With the exception of 300mm and longer, I'm a zooms guy with 16-35 f/2.8II, 24-70 f/2.8II and the awesome 70-200 f/2.8isII. They keep bag weight down and hugely reduce the need for lens changes in dusty locations. For me "content is king" and a zoom's innate flexibility helps to deliver the goods. I sold three primes when I bought the 24-70 f/2.8II. It's that good. 

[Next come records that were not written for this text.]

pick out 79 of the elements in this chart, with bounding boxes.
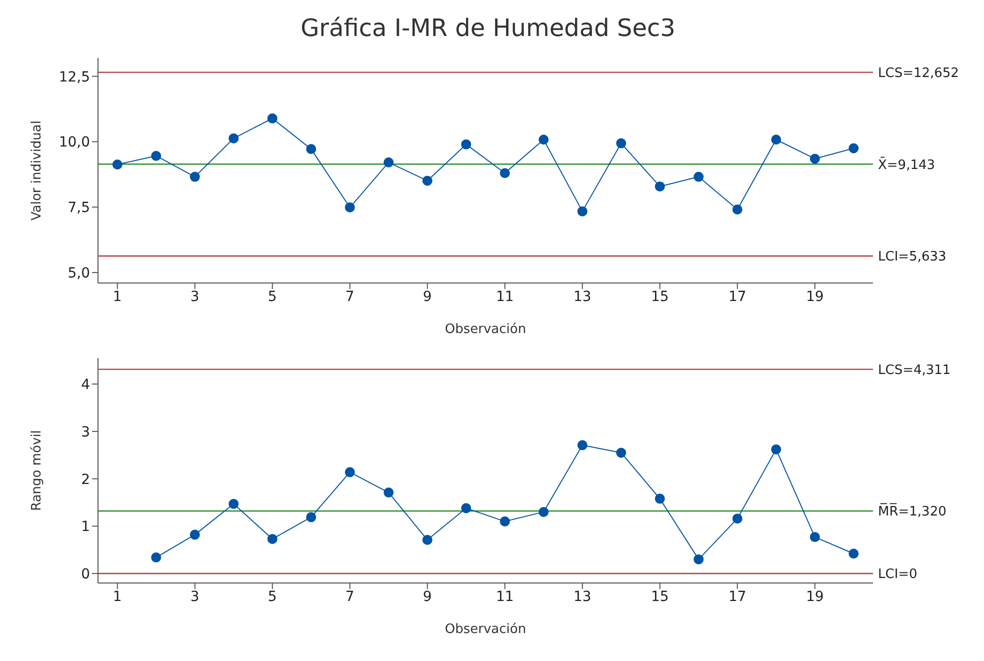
x-tick-label: 17 [728, 588, 746, 605]
x-axis-title: Observación [444, 622, 526, 637]
y-tick-label: 7,5 [68, 200, 90, 216]
point [848, 143, 859, 154]
point [500, 168, 510, 178]
x-tick-label: 9 [422, 288, 432, 305]
point [384, 488, 394, 498]
x-tick-label: 7 [345, 588, 354, 605]
y-axis-title: Valor individual [30, 120, 45, 220]
x-axis-title: Observación [444, 322, 526, 337]
x-tick-label: 19 [806, 288, 824, 305]
point [306, 144, 316, 154]
point [810, 154, 820, 164]
point [228, 133, 239, 144]
y-tick-label: 12,5 [58, 69, 90, 86]
x-tick-label: 1 [112, 588, 122, 605]
point [344, 467, 355, 478]
ref-line-label: M̅R̅=1,320 [878, 503, 946, 520]
point [422, 176, 432, 186]
x-tick-label: 11 [496, 588, 514, 605]
y-tick-label: 4 [81, 377, 90, 394]
point [422, 534, 432, 545]
x-tick-label: 7 [345, 288, 354, 305]
point [384, 157, 394, 168]
x-tick-label: 13 [573, 288, 592, 305]
x-tick-label: 5 [268, 288, 277, 305]
x-tick-label: 15 [650, 288, 669, 305]
point [228, 498, 239, 509]
y-tick-label: 10,0 [58, 134, 90, 151]
point [461, 139, 472, 150]
point [616, 138, 626, 148]
point [577, 440, 588, 450]
point [151, 552, 162, 562]
y-tick-label: 3 [81, 424, 90, 440]
ref-line-label: LCS=12,652 [878, 66, 959, 81]
x-tick-label: 3 [190, 288, 200, 305]
y-tick-label: 5,0 [68, 266, 90, 282]
point [654, 181, 665, 192]
point [190, 530, 200, 540]
point [112, 159, 122, 170]
y-tick-label: 0 [81, 566, 90, 582]
point [577, 206, 588, 216]
point [694, 172, 704, 182]
point [267, 534, 278, 544]
x-tick-label: 15 [650, 588, 669, 605]
point [344, 202, 355, 212]
y-axis-title: Rango móvil [30, 430, 45, 511]
y-tick-label: 1 [81, 519, 90, 536]
point [267, 113, 278, 124]
point [500, 516, 510, 526]
x-tick-label: 13 [573, 588, 592, 605]
point [732, 514, 742, 524]
point [306, 512, 316, 522]
ref-line-label: LCI=5,633 [878, 250, 946, 265]
x-tick-label: 11 [496, 288, 514, 305]
ref-line-label: LCS=4,311 [878, 362, 951, 378]
point [461, 503, 472, 514]
x-tick-label: 5 [268, 588, 277, 605]
point [190, 172, 200, 182]
point [848, 548, 859, 559]
ref-line-label: X̄=9,143 [878, 156, 936, 173]
x-tick-label: 19 [806, 588, 824, 605]
chart-title: Gráfica I-MR de Humedad Sec3 [300, 13, 676, 44]
point [538, 134, 549, 145]
point [732, 204, 742, 214]
point [616, 448, 626, 458]
point [654, 494, 665, 504]
y-tick-label: 2 [81, 472, 90, 488]
x-tick-label: 9 [422, 588, 432, 605]
x-tick-label: 17 [728, 288, 746, 305]
point [151, 150, 162, 161]
point [538, 506, 549, 517]
point [771, 134, 782, 145]
point [810, 532, 820, 542]
x-tick-label: 3 [190, 588, 200, 605]
ref-line-label: LCI=0 [878, 567, 918, 582]
x-tick-label: 1 [112, 288, 122, 305]
point [694, 554, 704, 564]
point [771, 444, 782, 454]
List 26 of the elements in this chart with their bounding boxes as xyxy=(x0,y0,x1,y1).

Why do they do it? Hell, I don't know. I suspect the the most dogmatic offenders are dreamers with too much time on their hands who may not even own a camera. 

-pw


----------



## DRR (Jun 14, 2014)

pwp said:


> There are all sorts of "prime-tyrants" out there...trolls, pixel peepers, insecure gear-nuts who follow the trends and of course the many genuinely brilliant photographers who undoubtedly produce their best work with primes.
> 
> With the exception of 300mm and longer, I'm a zooms guy with 16-35 f/2.8II, 24-70 f/2.8II and the awesome 70-200 f/2.8isII. They keep bag weight down and hugely reduce the need for lens changes in dusty locations. For me "content is king" and a zoom's innate flexibility helps to deliver the goods. I sold three primes when I bought the 24-70 f/2.8II. It's that good.
> 
> ...



Personally, I like primes because it simplifies decisions for me. I'm generally a two-lens shooter - more than that tends to be overkill for my style (or, abilities, if you want to put it that way). I looked at EXIF on how I shot my 24-70 and 90% of the shots were at 30-40 range, or at 70. I figured with a little more discipline I could use primes and gain the ability to shoot with over 4x more light hitting the sensor over a fast zoom.

Needs and styles vary - that is why there is a range of equipment available. No two kits are alike because no two shooters are alike.


----------